Esta quarta-feira, na presença da secretária de Estado, o presidente do Turismo de Portugal, Luís Araújo, assinou um memorando de entendimento com o maior operador turístico online chinês, C-Trip, para a promoção de Portugal enquanto destino para o mercado chinês. A cerimónia decorreu na sede da empresa, em Xangai, um imenso edifício onde trabalham cerca de 10 mil pessoas. Nada de extraordinário. A C-Trip tem 250 milhões de utilizadores registados (sensivelmente o mesmo número de falantes de Português no mundo) e um volume de negócios que ronda os 67 milhões de euros por dia: desde compra de bilhetes de avião, reservas de hotéis, viagens de grupo, alugueres de viaturas, bilhetes de comboio… Na véspera, Ana Mendes Godinho visitou um outro gigante chinês, a Alibaba, um ecossistema online com cerca de 600 milhões de utilizadores. O portal turístico do grupo, Fliggy (antigo Alitrips), foi responsável pela venda de 90 milhões de bilhetes de avião em 2016. “Um pequeno número, tendo em conta a dimensão do nosso mercado”, explica Jerry Wu, vice-presidente da Alibaba.

O lago de Hangzhou

O lago de Hangzhou

Ricardo Marques

A China é neste momento o 14.º mercado de turismo em Portugal.
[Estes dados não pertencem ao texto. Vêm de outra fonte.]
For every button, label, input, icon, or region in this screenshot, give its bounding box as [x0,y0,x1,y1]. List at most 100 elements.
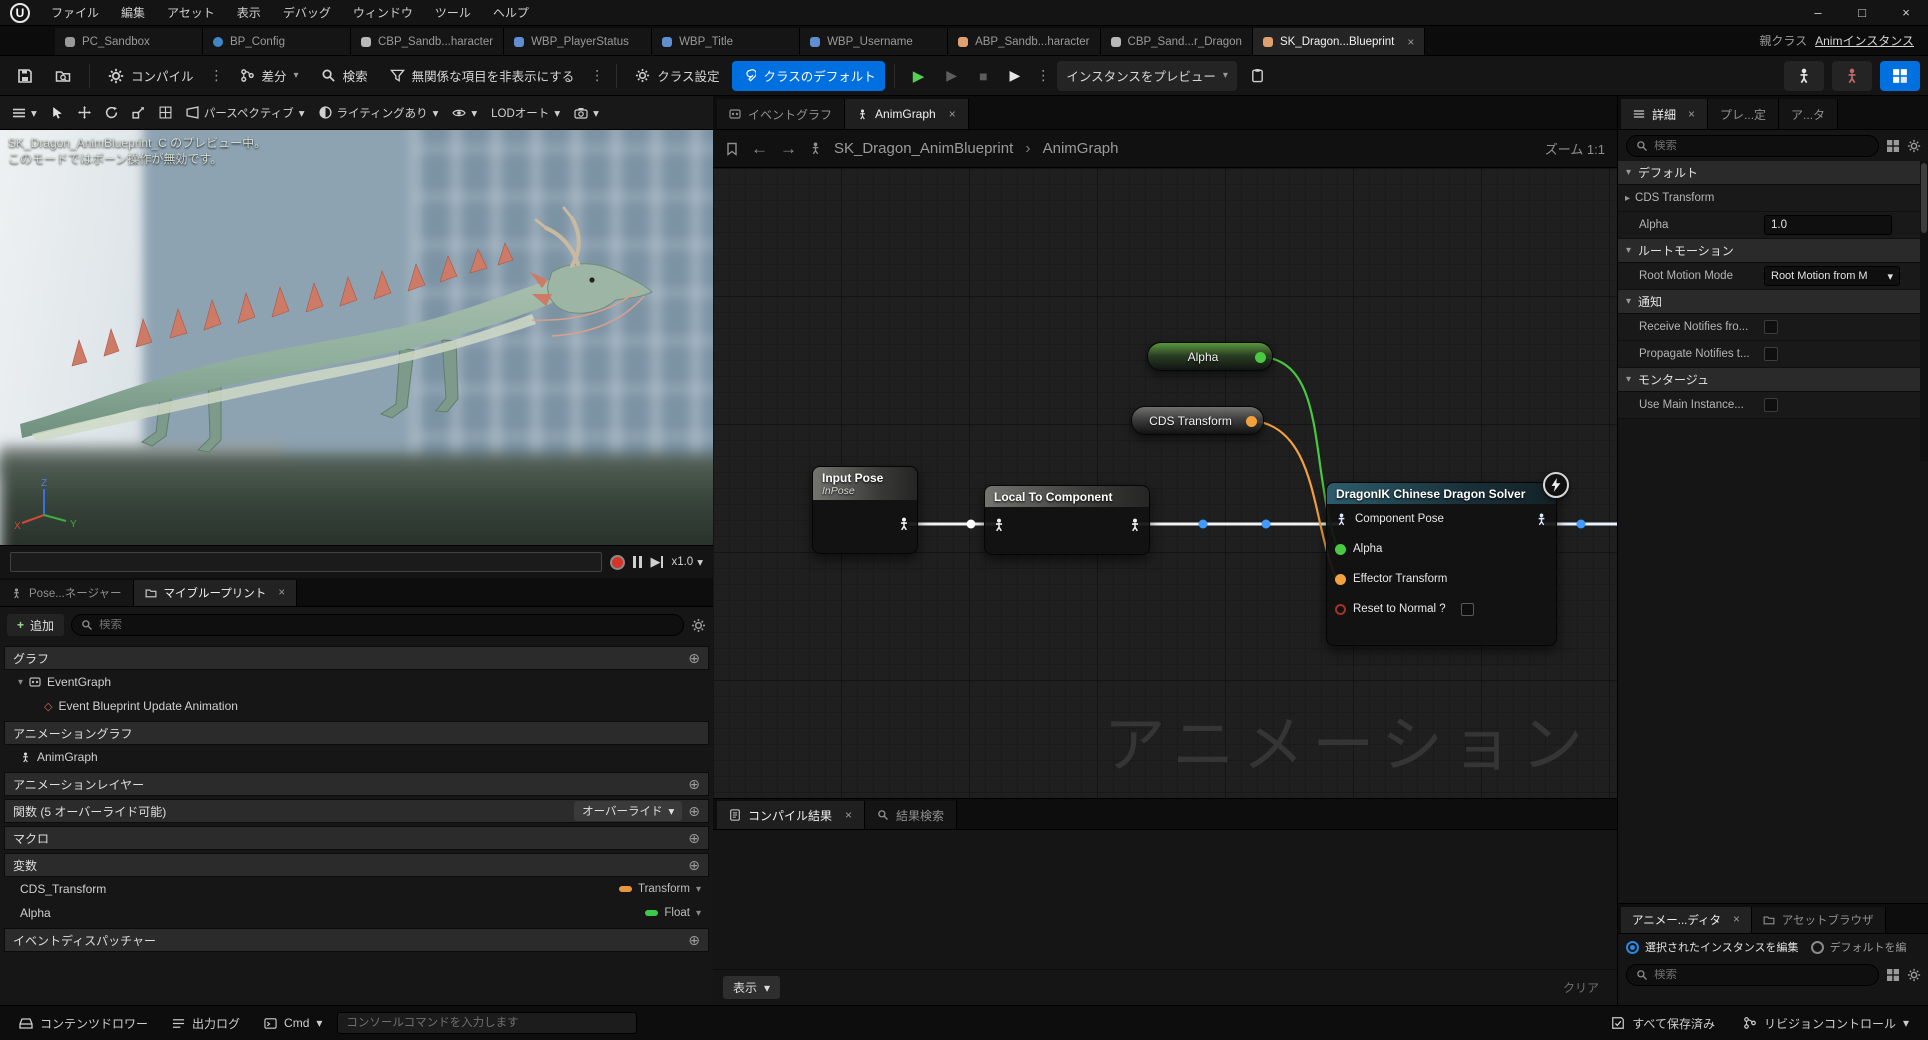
close-tab-icon[interactable]: × [1728,914,1740,926]
tab-asset-browser[interactable]: アセットブラウザ [1752,907,1886,933]
propagate-notifies-checkbox[interactable] [1764,347,1778,361]
section-notifies[interactable]: ▾ 通知 [1618,290,1928,314]
lod-dropdown[interactable]: LODオート ▾ [485,101,566,125]
animation-layers-section-header[interactable]: アニメーションレイヤー ⊕ [4,772,709,796]
close-tab-icon[interactable]: × [943,107,956,121]
timeline-scrubber[interactable] [10,552,602,572]
section-defaults[interactable]: ▾ デフォルト [1618,161,1928,185]
edit-selected-instance-radio[interactable] [1626,941,1639,954]
tab-cbp-sandbox-dragon[interactable]: CBP_Sand...r_Dragon [1101,28,1253,55]
visibility-eye-icon[interactable]: ▾ [696,884,701,895]
output-log-button[interactable]: 出力ログ [163,1010,249,1036]
save-button[interactable] [8,61,42,91]
compile-options-kebab[interactable]: ⋮ [207,67,227,84]
console-command-input[interactable] [337,1012,637,1034]
override-dropdown[interactable]: オーバーライド ▾ [574,801,682,821]
details-settings-gear-icon[interactable] [1907,139,1921,153]
tab-anim-graph[interactable]: AnimGraph × [845,99,969,129]
record-button[interactable] [610,555,625,570]
use-main-instance-checkbox[interactable] [1764,398,1778,412]
preview-instance-dropdown[interactable]: インスタンスをプレビュー ▾ [1057,61,1237,91]
float-output-pin[interactable] [1255,352,1266,363]
parent-class-link[interactable]: Animインスタンス [1815,32,1914,49]
close-button[interactable]: × [1884,0,1928,26]
cmd-dropdown[interactable]: Cmd ▾ [255,1010,331,1036]
event-graph-item[interactable]: ▾ EventGraph [4,670,709,694]
menu-tools[interactable]: ツール [424,0,482,26]
class-settings-button[interactable]: クラス設定 [626,61,728,91]
minimize-button[interactable]: – [1796,0,1840,26]
tab-sk-dragon-animblueprint[interactable]: SK_Dragon...Blueprint× [1253,28,1425,55]
hide-unrelated-button[interactable]: 無関係な項目を非表示にする [381,61,584,91]
nav-forward-icon[interactable]: → [780,139,797,159]
bookmark-icon[interactable] [725,142,739,156]
skeleton-toggle-button[interactable] [1784,61,1824,91]
tab-details[interactable]: 詳細 × [1621,99,1708,129]
visibility-eye-icon[interactable]: ▾ [696,908,701,919]
root-motion-mode-dropdown[interactable]: Root Motion from M ▾ [1764,266,1900,286]
tab-bp-config[interactable]: BP_Config [203,28,351,55]
receive-notifies-checkbox[interactable] [1764,320,1778,334]
variable-row-cds-transform[interactable]: CDS_Transform Transform ▾ [4,877,709,901]
my-blueprint-search-input[interactable] [99,619,674,631]
display-options-grid-icon[interactable] [1886,139,1900,153]
compile-results-list[interactable] [713,830,1617,969]
pose-input-pin[interactable] [992,518,1006,532]
tab-find-results[interactable]: 結果検索 [865,801,957,829]
graphs-section-header[interactable]: グラフ ⊕ [4,646,709,670]
rotate-tool-button[interactable] [99,101,124,125]
revision-control-button[interactable]: リビジョンコントロール ▾ [1734,1010,1918,1036]
pose-output-pin[interactable] [1535,513,1548,526]
tab-anim-preview-editor[interactable]: アニメー...ディタ × [1621,907,1752,933]
tab-event-graph[interactable]: イベントグラフ [717,99,845,129]
copy-settings-button[interactable] [1241,61,1274,91]
variable-row-alpha[interactable]: Alpha Float ▾ [4,901,709,925]
node-dragonik-solver[interactable]: DragonIK Chinese Dragon Solver Component… [1326,482,1557,646]
pose-output-pin[interactable] [897,517,911,531]
content-drawer-button[interactable]: コンテンツドロワー [10,1010,157,1036]
scale-tool-button[interactable] [126,101,151,125]
pause-button[interactable] [633,556,642,568]
node-local-to-component[interactable]: Local To Component [984,485,1150,555]
anim-preview-search[interactable] [1626,964,1879,986]
tab-pose-watch-manager[interactable]: Pose...ネージャー [0,580,134,606]
filter-settings-gear-icon[interactable] [691,618,706,633]
tab-abp-sandbox-character[interactable]: ABP_Sandb...haracter [948,28,1100,55]
add-variable-icon[interactable]: ⊕ [688,857,700,874]
close-tab-icon[interactable]: × [839,808,852,822]
skeleton-tree-button[interactable] [1832,61,1872,91]
menu-window[interactable]: ウィンドウ [342,0,424,26]
anim-graph-item[interactable]: AnimGraph [4,745,709,769]
tab-cbp-sandbox-character[interactable]: CBP_Sandb...haracter [351,28,504,55]
diff-button[interactable]: 差分 ▾ [231,61,308,91]
compile-button[interactable]: コンパイル [99,61,203,91]
viewport-options-button[interactable]: ▾ [6,101,43,125]
lit-mode-dropdown[interactable]: ライティングあり ▾ [313,101,445,125]
functions-section-header[interactable]: 関数 (5 オーバーライド可能) オーバーライド ▾ ⊕ [4,799,709,823]
tab-wbp-username[interactable]: WBP_Username [800,28,948,55]
add-new-button[interactable]: + 追加 [7,614,64,636]
transform-output-pin[interactable] [1246,416,1257,427]
close-tab-icon[interactable]: × [273,587,285,599]
transform-input-pin[interactable] [1335,574,1346,585]
breadcrumb-root[interactable]: SK_Dragon_AnimBlueprint [834,140,1013,157]
maximize-button[interactable]: □ [1840,0,1884,26]
menu-debug[interactable]: デバッグ [272,0,342,26]
perspective-dropdown[interactable]: パースペクティブ ▾ [180,101,311,125]
select-tool-button[interactable] [45,101,70,125]
layout-button[interactable] [1880,61,1920,91]
close-tab-icon[interactable]: × [1683,107,1695,121]
tab-pc-sandbox[interactable]: PC_Sandbox [55,28,203,55]
eject-button[interactable]: ▶ [1001,61,1030,91]
expander-icon[interactable]: ▸ [1625,193,1630,204]
anim-graph-canvas[interactable]: アニメーション Alpha [713,168,1617,798]
add-function-icon[interactable]: ⊕ [688,803,700,820]
edit-defaults-radio[interactable] [1811,941,1824,954]
play-button[interactable]: ▶ [904,61,934,91]
tab-asset-details[interactable]: ア...タ [1779,99,1838,129]
pose-input-pin[interactable] [1335,513,1348,526]
tab-wbp-playerstatus[interactable]: WBP_PlayerStatus [504,28,652,55]
section-root-motion[interactable]: ▾ ルートモーション [1618,239,1928,263]
play-options-kebab[interactable]: ⋮ [1033,67,1053,84]
reset-checkbox[interactable] [1461,603,1474,616]
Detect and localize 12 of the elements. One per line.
No ano passado, cerca de 180 mil chineses visitaram o território português (o número total de turistas foi de 19.1 milhões), mas a tendência de crescimento acentuou-se nos primeiros meses destes ano, com subidas quer no número de visitantes quer nos pedidos de vistos entrados nas diferentes secções diplomáticas portuguesas na China. “O novo centro de vistos de Hangzhou, a cidade que recebe o voo, permitirá que os cidadãos chineses não tenham de deslocar-se a cidades como Xangai ou Pequim para prepararem a sua viagem”, explicou ao Expresso o cônsul português Xangai João Pedro Fins-do-Lago. O novo centro de obtenção de vistos, operado pela empresa VFS, permite aos cidadãos chineses tratarem da documentação necessária para viagens a uma série de países europeus - validada posteriormente pelas autoridades consulares. “O processo é despachado em três dias úteis”, referiu o cônsul português, salientando que Hangzhou é a cidade de origem da maior parte da comunidade chinesa em Portugal.